Ich befasse mich derzeit mit der Bearbeitung von LRGB`s.

In einem Tutorial hatte ich gelesen, dass es durchaus Sinn machen würde, das RGB, bevor es mit dem L verbindet,
a) etwas die Farbe zu sättigen und
b) etwas weich zu zeichnen.

Das Master L sollte man umgedreht dafür schonmal leicht vorschärfen.

Ist das nun ein Grundrezept oder nur mal wieder Petersilie am Tellerrand ?

Danke für zahlreiche Antworten.

CS Martin
 
Hallo Martin,
Also der Punkt mit dem Sättigung erhöhen ist sinnvoll, damit das LRGB am Ende nicht so farblos ausschaut. Je nachdem wie man L und RGB verbindet kann man das aber auch nachträglich noch korrigieren. Zum Beispiel wenn man in Photoshop mit Ebenen arbeitet und diese im Modus "Luminanz" bzw. "Farbe" verarbeitet.

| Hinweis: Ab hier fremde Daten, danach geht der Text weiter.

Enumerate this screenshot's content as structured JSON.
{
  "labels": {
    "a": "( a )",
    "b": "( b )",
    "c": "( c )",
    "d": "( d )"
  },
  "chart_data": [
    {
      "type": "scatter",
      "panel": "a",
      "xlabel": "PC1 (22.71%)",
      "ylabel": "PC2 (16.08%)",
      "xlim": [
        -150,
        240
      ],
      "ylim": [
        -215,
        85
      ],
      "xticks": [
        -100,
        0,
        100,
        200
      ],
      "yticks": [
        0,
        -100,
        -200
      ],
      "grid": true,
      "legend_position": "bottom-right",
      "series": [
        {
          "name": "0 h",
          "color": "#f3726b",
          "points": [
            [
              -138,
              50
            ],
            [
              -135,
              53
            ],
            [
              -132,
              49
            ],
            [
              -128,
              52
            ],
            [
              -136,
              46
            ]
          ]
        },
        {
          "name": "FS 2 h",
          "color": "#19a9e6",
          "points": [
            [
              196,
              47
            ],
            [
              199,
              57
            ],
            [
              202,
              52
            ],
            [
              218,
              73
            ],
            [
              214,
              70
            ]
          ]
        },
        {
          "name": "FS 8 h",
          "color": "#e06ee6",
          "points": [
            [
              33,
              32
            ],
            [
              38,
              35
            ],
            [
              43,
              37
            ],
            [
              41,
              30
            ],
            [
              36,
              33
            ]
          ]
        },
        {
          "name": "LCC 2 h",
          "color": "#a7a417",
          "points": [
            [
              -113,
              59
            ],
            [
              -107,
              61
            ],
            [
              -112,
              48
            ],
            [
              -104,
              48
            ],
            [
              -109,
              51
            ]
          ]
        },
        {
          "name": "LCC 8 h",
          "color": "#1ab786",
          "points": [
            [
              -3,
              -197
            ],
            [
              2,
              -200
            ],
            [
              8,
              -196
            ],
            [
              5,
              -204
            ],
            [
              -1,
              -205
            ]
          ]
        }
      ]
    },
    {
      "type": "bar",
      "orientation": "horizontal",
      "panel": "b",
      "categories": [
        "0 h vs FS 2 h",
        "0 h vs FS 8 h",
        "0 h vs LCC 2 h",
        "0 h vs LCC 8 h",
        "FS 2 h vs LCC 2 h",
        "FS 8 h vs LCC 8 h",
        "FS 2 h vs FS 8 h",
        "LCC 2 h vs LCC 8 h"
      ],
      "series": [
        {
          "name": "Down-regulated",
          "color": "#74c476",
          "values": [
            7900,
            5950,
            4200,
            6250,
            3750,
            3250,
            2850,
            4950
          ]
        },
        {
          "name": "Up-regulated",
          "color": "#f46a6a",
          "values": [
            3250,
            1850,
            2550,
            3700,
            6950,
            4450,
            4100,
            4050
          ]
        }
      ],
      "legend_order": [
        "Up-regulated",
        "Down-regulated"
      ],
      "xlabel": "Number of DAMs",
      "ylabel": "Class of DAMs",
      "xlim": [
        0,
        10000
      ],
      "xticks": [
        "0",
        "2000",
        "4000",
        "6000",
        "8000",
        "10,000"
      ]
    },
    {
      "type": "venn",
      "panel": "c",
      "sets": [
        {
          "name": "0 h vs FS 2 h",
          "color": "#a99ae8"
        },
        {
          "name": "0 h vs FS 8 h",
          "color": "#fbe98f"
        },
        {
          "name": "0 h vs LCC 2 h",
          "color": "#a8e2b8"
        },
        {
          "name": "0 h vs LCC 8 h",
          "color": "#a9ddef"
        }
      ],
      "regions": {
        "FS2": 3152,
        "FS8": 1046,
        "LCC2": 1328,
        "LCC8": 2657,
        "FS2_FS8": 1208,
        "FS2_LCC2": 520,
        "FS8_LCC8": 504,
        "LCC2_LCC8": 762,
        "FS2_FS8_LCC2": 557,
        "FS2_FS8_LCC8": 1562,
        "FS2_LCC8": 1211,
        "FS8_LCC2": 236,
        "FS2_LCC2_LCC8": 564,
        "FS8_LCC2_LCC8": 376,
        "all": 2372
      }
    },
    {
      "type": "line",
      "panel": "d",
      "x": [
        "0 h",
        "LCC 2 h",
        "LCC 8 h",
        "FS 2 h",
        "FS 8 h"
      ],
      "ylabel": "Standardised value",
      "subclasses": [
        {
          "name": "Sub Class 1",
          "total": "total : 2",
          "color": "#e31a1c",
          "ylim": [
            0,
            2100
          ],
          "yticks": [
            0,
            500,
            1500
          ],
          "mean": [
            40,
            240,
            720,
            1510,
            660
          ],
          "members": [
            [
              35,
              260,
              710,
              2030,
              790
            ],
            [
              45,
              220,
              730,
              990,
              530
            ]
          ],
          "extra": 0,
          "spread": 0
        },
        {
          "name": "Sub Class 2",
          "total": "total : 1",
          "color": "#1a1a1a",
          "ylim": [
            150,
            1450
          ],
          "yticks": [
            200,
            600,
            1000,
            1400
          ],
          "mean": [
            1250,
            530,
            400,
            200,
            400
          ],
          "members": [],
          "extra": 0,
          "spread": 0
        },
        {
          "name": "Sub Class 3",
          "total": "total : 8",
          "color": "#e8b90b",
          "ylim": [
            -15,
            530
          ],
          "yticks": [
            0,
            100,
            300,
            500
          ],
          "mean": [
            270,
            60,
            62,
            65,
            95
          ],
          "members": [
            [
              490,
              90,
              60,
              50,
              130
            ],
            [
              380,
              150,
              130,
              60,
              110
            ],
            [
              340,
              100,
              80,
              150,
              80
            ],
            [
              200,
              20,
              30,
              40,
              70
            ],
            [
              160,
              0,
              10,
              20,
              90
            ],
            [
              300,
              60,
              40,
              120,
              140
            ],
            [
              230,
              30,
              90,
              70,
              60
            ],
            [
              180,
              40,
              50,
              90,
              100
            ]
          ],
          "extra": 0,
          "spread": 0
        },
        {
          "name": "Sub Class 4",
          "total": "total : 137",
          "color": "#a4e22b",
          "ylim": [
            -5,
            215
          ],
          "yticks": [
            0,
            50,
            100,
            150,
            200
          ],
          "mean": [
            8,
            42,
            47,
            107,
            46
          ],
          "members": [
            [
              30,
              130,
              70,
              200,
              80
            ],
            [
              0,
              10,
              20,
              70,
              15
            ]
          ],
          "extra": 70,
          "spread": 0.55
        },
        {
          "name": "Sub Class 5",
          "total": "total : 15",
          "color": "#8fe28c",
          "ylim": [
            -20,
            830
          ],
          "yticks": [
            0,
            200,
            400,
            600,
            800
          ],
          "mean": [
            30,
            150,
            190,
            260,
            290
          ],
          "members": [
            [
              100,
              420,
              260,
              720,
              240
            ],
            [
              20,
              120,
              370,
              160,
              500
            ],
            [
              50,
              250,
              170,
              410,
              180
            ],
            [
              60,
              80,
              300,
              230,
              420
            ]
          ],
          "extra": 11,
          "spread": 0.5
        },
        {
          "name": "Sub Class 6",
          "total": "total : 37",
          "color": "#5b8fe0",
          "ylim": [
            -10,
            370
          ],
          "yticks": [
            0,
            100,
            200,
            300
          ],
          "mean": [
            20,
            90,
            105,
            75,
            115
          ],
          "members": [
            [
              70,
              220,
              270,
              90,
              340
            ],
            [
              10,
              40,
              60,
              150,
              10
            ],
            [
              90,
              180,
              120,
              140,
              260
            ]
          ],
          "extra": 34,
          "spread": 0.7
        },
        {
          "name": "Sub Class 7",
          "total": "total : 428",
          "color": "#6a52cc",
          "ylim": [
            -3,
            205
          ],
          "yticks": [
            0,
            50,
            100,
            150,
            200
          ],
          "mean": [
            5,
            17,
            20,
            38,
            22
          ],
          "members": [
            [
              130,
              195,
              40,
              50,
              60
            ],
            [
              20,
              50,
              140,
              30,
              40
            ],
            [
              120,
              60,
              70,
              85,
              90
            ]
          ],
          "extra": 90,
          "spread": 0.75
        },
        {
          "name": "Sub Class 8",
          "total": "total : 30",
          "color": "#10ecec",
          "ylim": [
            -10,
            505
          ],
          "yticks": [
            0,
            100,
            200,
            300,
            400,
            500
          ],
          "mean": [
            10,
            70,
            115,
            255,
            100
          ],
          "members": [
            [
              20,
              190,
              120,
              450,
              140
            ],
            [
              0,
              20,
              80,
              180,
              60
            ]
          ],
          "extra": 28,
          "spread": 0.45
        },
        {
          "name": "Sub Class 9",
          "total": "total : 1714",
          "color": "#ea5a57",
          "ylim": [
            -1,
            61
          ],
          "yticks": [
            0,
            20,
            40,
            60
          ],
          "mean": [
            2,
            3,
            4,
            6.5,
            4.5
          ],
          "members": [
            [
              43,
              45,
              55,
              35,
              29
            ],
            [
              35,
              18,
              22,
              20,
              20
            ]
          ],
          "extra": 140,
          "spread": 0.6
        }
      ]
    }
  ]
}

Weichgezeichnet habe ich persönlich nich nicht, könnte mir aber vorstellen das es durch aus helfen könnte das Farbrauschen zu verringern, nämlich dort wo das L-Bild noch rauscht.

Das Schärfen des L-Bildes ist dagegen eine gute Sache, dort sind ja (bis auf die Farbe) die Informationen des Endbildes enthalten und die möchte man ja möglichst deutlich hervorheben. Auch hier gilt wieder, in Photoshop kann ich das auch nachträglich noch machen, weiß nicht wie es bei anderen Programmen aussieht. Bei AstroArt geht es wohl nicht, da sollten beide Bilder bereits fertig bearbeitet sein.

Viele Grüße,
Felix
 
Hallo Martin,

die von Dir beschriebenen Maßnahmen dienen letztlich dazu, das Rauschen im endgültigen LRGB-Bild möglichst gering zu halten. Da jeder Schärfungsalgorithmus das Rauschen vergrößert, und der L-Kanal wesentlich rauschärmer erscheint als das Farbbild, sollten Schärfungen am L-Kanal vor der Komabination mit den Farbkanälen zum LRGB-Bild vorgenommen werden.